За юными принцами, на почетном месте, достойном нашего высокого положения, ехали мы — я, Мирддин маб Морврин, и бард Талиесин. В пору зимних пиров я хорошо узнал главу бардов, и велики были моя любовь к нему и восхищение. Не было поэта, равного ему по красоте стиха, рифме, аллитерации и дразнящей туманности. Никто не умел, как он, вызывать из сокровищницы слов своих головокружительные образы, более живые, чем сама явь Не было равного ему в состязании бардов. Никто не умел низать стихи из тройного списка так, как он, причем каждое стихотворение стоило трех поэм, и трижды по двадцать поэм, и трех сотен поэм! Ауэн бил из него, как из самого Котла Поэзии. Слова его пестрые, как цветы на весенней лужайке, расцветали на его медовых устах, текли, словно хрустальный ручей в Ллеуддиниауне, бьющий в чистоте своей из Чертогов Аннона.
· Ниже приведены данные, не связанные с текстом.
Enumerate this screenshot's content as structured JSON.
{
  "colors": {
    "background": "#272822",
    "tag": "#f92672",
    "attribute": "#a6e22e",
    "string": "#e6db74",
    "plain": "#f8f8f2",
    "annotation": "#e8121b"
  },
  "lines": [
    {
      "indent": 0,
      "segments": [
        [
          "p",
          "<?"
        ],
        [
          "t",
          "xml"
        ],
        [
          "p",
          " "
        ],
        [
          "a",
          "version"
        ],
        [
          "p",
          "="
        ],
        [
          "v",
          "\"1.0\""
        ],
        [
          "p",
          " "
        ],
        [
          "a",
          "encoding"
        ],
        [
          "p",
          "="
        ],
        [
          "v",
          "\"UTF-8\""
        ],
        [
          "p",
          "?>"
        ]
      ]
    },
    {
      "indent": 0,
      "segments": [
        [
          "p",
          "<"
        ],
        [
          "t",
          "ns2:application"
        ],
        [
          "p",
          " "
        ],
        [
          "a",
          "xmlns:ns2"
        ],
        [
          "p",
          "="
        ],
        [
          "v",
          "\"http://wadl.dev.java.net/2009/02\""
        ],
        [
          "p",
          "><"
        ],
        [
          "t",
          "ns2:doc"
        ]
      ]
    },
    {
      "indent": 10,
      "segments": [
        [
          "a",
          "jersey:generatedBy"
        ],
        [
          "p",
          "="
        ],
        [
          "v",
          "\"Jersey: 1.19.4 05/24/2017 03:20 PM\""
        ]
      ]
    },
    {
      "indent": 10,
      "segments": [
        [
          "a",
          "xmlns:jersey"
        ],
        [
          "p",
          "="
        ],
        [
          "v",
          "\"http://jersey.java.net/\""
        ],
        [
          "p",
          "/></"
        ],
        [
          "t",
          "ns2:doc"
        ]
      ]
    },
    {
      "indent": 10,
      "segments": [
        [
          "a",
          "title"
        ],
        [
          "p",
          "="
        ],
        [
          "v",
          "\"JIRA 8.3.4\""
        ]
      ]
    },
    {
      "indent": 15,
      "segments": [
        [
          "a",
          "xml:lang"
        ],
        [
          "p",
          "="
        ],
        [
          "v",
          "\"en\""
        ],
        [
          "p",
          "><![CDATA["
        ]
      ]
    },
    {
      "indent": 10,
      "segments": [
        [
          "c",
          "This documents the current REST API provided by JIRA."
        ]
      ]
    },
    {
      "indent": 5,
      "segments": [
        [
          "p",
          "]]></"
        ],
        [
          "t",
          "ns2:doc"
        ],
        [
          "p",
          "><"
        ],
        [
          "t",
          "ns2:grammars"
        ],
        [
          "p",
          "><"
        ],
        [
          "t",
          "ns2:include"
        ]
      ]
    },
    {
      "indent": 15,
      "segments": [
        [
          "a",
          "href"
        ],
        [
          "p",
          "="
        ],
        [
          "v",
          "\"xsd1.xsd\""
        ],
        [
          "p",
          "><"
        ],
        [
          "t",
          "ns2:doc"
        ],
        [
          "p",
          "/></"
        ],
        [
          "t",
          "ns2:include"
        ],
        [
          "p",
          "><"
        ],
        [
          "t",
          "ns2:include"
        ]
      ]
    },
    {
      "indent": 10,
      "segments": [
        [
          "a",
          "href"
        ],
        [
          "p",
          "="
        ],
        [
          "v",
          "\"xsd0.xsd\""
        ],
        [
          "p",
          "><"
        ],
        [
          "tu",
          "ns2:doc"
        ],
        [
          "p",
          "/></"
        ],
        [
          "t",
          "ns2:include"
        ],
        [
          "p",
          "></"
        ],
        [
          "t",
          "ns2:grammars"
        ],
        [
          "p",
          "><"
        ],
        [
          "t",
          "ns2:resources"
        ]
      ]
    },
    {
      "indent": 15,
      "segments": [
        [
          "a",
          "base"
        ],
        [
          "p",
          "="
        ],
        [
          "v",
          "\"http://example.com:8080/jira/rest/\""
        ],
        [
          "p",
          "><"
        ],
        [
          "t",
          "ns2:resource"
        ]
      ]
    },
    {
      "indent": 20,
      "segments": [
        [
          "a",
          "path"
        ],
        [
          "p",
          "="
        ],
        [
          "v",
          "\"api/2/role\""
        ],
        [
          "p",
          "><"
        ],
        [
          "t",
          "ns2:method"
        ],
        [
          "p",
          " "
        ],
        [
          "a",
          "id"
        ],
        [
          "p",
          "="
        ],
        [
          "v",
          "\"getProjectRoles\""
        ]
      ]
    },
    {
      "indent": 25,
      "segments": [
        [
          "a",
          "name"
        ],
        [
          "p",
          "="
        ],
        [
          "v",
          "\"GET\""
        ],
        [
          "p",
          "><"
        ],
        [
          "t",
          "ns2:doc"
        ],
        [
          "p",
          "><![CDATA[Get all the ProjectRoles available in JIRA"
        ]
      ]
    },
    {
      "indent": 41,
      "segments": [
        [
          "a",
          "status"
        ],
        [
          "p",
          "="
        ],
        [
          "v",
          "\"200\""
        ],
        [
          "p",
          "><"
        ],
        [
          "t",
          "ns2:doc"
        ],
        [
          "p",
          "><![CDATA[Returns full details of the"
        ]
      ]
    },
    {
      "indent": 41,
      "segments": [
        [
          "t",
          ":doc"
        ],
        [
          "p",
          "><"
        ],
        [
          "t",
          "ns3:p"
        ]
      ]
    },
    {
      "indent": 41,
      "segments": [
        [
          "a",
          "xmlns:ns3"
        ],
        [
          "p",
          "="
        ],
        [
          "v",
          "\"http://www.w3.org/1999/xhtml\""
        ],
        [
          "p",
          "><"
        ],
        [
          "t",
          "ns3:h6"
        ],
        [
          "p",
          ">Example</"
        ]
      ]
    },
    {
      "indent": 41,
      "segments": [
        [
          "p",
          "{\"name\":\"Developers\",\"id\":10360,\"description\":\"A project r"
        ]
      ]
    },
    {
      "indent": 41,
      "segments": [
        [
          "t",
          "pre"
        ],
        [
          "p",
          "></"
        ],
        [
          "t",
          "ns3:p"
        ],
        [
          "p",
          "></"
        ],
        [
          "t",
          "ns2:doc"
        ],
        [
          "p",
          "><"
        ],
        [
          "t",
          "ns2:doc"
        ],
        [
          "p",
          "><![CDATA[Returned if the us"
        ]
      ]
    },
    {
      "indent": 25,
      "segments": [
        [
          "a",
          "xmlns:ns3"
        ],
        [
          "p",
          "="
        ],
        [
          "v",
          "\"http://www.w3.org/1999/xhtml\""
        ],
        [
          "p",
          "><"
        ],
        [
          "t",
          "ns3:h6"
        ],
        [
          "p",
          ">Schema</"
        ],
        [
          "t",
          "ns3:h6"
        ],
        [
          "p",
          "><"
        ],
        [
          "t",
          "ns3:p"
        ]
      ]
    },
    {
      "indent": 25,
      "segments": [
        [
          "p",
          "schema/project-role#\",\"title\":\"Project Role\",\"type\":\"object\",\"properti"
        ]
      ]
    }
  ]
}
Мне кажется, я могу без хвастовства сказать, что Талиесин так же высоко ставил мои жалкие потуги на хвалебные стихи, песни примирения и надгробные песнопения князьям. Мы пели вместе, сочиняли вместе и много говорили о бардической науке, о тайнах земли и неба, которые неведомы непосвященному. Наши мысли были так близки, что иногда казалось, будто бы мы — один разум. Действительно, мне кажется, что много лет спустя кому-нибудь покажется трудным отличить написанное одним от стихов другого, так они схожи по замыслу, ритму и кеннингам. Мы, едучи за нашими владыками, тоже были возбуждены и горячо ожидали того дня, когда будут каркать вороны над полем битвы и струны наших арф запоют новые песни во славу отважных воинов, порея битвы, медведей на тропе, драконов кровопролития.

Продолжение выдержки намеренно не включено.